"Is it true that our bank transactions also define us in some sense? Is it correct that our purchases can reveal a lot about us? Let's see if machine learning can answer this question!"
Identifying client gender based on their transaction history
Initially, every transaction is described by only 6 features.
- client_id - id of client that completed transaction
- trans_time - day from some starting day and time of transaction completion)
- mcc_code - merchant category code
- trans_type - type of transaction
- amount - amount of money that the cilent spent or received
- term_id - id of terminal
- trans_city - city, where the transaction was completed
- gender - our traget feature
We performed feature engineering. This involved grouping each client's data by their client ID and other features (except terminal ID and transaction city). We also applied various discriptive statistics to get a detailed profile of each customer by generating more features. For a more comprehensive understanding, feel free to explore the 'transformation.py' file.

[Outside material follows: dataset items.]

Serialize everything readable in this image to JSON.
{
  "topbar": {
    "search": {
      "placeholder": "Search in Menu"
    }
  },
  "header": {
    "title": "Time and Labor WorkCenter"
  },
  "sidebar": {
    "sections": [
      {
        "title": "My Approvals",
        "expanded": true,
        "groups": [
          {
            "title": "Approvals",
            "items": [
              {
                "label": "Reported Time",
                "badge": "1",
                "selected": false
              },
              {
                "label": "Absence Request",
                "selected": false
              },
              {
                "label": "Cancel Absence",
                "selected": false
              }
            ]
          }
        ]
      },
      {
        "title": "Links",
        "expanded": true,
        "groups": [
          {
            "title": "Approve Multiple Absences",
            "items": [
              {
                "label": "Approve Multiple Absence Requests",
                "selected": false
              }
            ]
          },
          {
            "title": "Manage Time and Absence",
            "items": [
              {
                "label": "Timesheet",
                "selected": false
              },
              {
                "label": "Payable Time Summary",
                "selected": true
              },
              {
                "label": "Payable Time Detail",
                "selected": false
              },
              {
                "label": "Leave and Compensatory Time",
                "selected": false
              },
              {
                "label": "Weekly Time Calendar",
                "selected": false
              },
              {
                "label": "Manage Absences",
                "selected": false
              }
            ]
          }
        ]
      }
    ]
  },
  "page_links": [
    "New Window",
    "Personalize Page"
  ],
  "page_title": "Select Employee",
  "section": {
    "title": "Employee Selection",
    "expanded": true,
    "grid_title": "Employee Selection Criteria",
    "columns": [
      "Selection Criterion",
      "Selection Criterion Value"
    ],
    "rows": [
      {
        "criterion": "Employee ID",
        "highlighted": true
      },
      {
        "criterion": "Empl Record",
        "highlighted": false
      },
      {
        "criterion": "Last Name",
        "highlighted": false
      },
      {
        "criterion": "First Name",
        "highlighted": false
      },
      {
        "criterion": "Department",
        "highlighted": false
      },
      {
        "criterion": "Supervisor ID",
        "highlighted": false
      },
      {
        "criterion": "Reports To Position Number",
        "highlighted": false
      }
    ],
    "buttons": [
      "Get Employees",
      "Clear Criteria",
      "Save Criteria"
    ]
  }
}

Obtained new datasets 'new_train_big.csv' and 'new_test_big.csv', we experimented with diffrenent ML models. Using Optuna, we optimized hyperparameters for several gradient boosting algorithms like CatBoost, XGBoost, and LightGBM. Once we got our initial results, we focused on selecting the most relevant features. We used the Shap package to understand how important each feature was to our model. This package calculates a value called the Shapley value for each feature, indicating its average importance in the model.
It's noteworthy that this dataframe contains over 2000 features and is quite sparse as well. Many columns have a minimal impact on the prediction. We set 0.003 as the threshold for Shap values and dropped insignificant features, finally reducing the number to only 310.
This chart lets us make reliable guesses about how different features influenced our model's learning process. It appears that Merchant Category Codes (where transactions occur) are particularly useful for determining a client's gender.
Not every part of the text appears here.